“Child support system imperfect but essential”
By Jim DeBrosse
The Dayton Daily News’ Police Blotter recently featured an item about a 29-year-old man arrested at a local Wal-Mart for ringing up $183.07 worth of items in a self-checkout lane for the bargain price of $37.15.
Asked by police why he tried to sneak the items through, the suspect answered, “This child support is killing me.”
After deductions on his Pizza Hut paycheck, he told police, he has less than $100 to live on for the next two weeks.
I have no doubt that child support takes a painful bite out of this young man’s income.
But I have news for him: If he were in custody of his children and paying all their expenses himself, he wouldn’t be doing much better.As both a father and the beneficiary of child support payments, Mr. Mom can see both sides of this story.

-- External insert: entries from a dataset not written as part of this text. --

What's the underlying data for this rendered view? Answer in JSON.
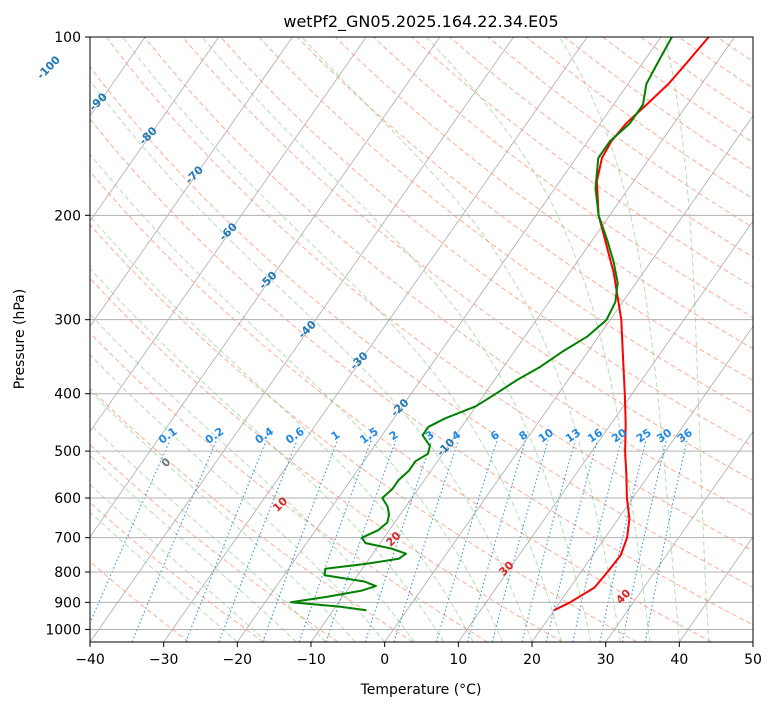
{
  "chart_data": {
    "type": "line",
    "diagram": "skew-t log-p",
    "title": "wetPf2_GN05.2025.164.22.34.E05",
    "xlabel": "Temperature (°C)",
    "ylabel": "Pressure (hPa)",
    "xlim": [
      -40,
      50
    ],
    "ylim": [
      1050,
      100
    ],
    "y_scale": "log",
    "grid": true,
    "x_ticks": [
      -40,
      -30,
      -20,
      -10,
      0,
      10,
      20,
      30,
      40,
      50
    ],
    "y_ticks": [
      100,
      200,
      300,
      400,
      500,
      600,
      700,
      800,
      900,
      1000
    ],
    "series": [
      {
        "color": "#ff0000",
        "points": [
          {
            "p": 928,
            "t": 20.0
          },
          {
            "p": 900,
            "t": 21.4
          },
          {
            "p": 850,
            "t": 23.3
          },
          {
            "p": 800,
            "t": 23.6
          },
          {
            "p": 750,
            "t": 23.8
          },
          {
            "p": 700,
            "t": 23.0
          },
          {
            "p": 650,
            "t": 21.5
          },
          {
            "p": 600,
            "t": 19.2
          },
          {
            "p": 550,
            "t": 17.0
          },
          {
            "p": 500,
            "t": 14.5
          },
          {
            "p": 450,
            "t": 12.0
          },
          {
            "p": 400,
            "t": 9.0
          },
          {
            "p": 350,
            "t": 5.5
          },
          {
            "p": 300,
            "t": 1.5
          },
          {
            "p": 250,
            "t": -4.0
          },
          {
            "p": 200,
            "t": -11.5
          },
          {
            "p": 175,
            "t": -15.0
          },
          {
            "p": 160,
            "t": -16.5
          },
          {
            "p": 150,
            "t": -16.8
          },
          {
            "p": 140,
            "t": -16.5
          },
          {
            "p": 130,
            "t": -15.5
          },
          {
            "p": 120,
            "t": -14.5
          },
          {
            "p": 110,
            "t": -14.0
          },
          {
            "p": 100,
            "t": -13.5
          }
        ]
      },
      {
        "color": "#008000",
        "points": [
          {
            "p": 928,
            "t": -5.5
          },
          {
            "p": 915,
            "t": -9.5
          },
          {
            "p": 900,
            "t": -16.5
          },
          {
            "p": 880,
            "t": -12.0
          },
          {
            "p": 860,
            "t": -8.0
          },
          {
            "p": 845,
            "t": -6.5
          },
          {
            "p": 830,
            "t": -8.5
          },
          {
            "p": 810,
            "t": -14.5
          },
          {
            "p": 790,
            "t": -15.0
          },
          {
            "p": 775,
            "t": -10.0
          },
          {
            "p": 760,
            "t": -6.0
          },
          {
            "p": 745,
            "t": -5.5
          },
          {
            "p": 730,
            "t": -8.0
          },
          {
            "p": 715,
            "t": -12.0
          },
          {
            "p": 700,
            "t": -13.0
          },
          {
            "p": 680,
            "t": -11.5
          },
          {
            "p": 660,
            "t": -11.0
          },
          {
            "p": 640,
            "t": -11.5
          },
          {
            "p": 620,
            "t": -12.5
          },
          {
            "p": 600,
            "t": -14.0
          },
          {
            "p": 580,
            "t": -13.5
          },
          {
            "p": 560,
            "t": -13.5
          },
          {
            "p": 540,
            "t": -13.0
          },
          {
            "p": 520,
            "t": -13.0
          },
          {
            "p": 505,
            "t": -12.0
          },
          {
            "p": 490,
            "t": -12.5
          },
          {
            "p": 470,
            "t": -14.5
          },
          {
            "p": 455,
            "t": -14.5
          },
          {
            "p": 440,
            "t": -13.0
          },
          {
            "p": 420,
            "t": -10.0
          },
          {
            "p": 400,
            "t": -8.5
          },
          {
            "p": 380,
            "t": -7.0
          },
          {
            "p": 360,
            "t": -5.0
          },
          {
            "p": 340,
            "t": -3.5
          },
          {
            "p": 320,
            "t": -1.5
          },
          {
            "p": 300,
            "t": -0.5
          },
          {
            "p": 280,
            "t": -1.0
          },
          {
            "p": 260,
            "t": -2.5
          },
          {
            "p": 240,
            "t": -5.0
          },
          {
            "p": 220,
            "t": -8.0
          },
          {
            "p": 200,
            "t": -11.5
          },
          {
            "p": 180,
            "t": -14.5
          },
          {
            "p": 160,
            "t": -17.0
          },
          {
            "p": 150,
            "t": -17.0
          },
          {
            "p": 140,
            "t": -16.0
          },
          {
            "p": 130,
            "t": -16.0
          },
          {
            "p": 120,
            "t": -17.5
          },
          {
            "p": 110,
            "t": -18.0
          },
          {
            "p": 100,
            "t": -18.5
          }
        ]
      }
    ],
    "reference_lines": {
      "isotherms": {
        "color": "#888888",
        "label_color": "#1f77b4",
        "labels": [
          -100,
          -90,
          -80,
          -70,
          -60,
          -50,
          -40,
          -30,
          -20,
          -10
        ]
      },
      "dry_adiabats": {
        "color": "#fc9272",
        "label_color": "#d62728",
        "labels": [
          0,
          10,
          20,
          30,
          40
        ]
      },
      "moist_adiabats": {
        "color": "#74c476"
      },
      "mixing_ratio": {
        "color": "#1e88e5",
        "labels": [
          "0.1",
          "0.2",
          "0.4",
          "0.6",
          "1",
          "1.5",
          "2",
          "3",
          "4",
          "6",
          "8",
          "10",
          "13",
          "16",
          "20",
          "25",
          "30",
          "36"
        ]
      }
    }
  }
}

Child support can be a huge financial burden for the payor, especially if he or she is working at a minimum wage job and trying to sustain a separate household.
And if you’re the parent who has only part-time custody of your kids (and truly want more time with them), losing that money with every paycheck must be infuriating, and even more so if your ex is remarried and has another income.
But to my way of thinking, it’s better that the payor suffer than the children. The payor’s kids didn’t ask to be brought into this world. They didn’t ask for their parents to live apart. And they didn’t ask their father to work a minimum wage job.
To be sure, the child support enforcement system is not perfect. But I dread to think what kind of world our children would live in without it.
Forty percent of the children in Montgomery County alone — more than 58,000 — rely on child support from a noncustodial parent to help feed, clothe and shelter them.
And believe me, those basics are about all it pays for, because the support formula doesn’t include the cost of “extras” like music lessons, athletic fees and equipment, computers and Internet access, cell phones and the other modern amenities that children consider necessities these days.
I’m not without sympathy for this young man’s plight.
But I have more sympathy for the single mother working two or three jobs without benefit of child support, and even more sympathy for the children doomed to live in such a household.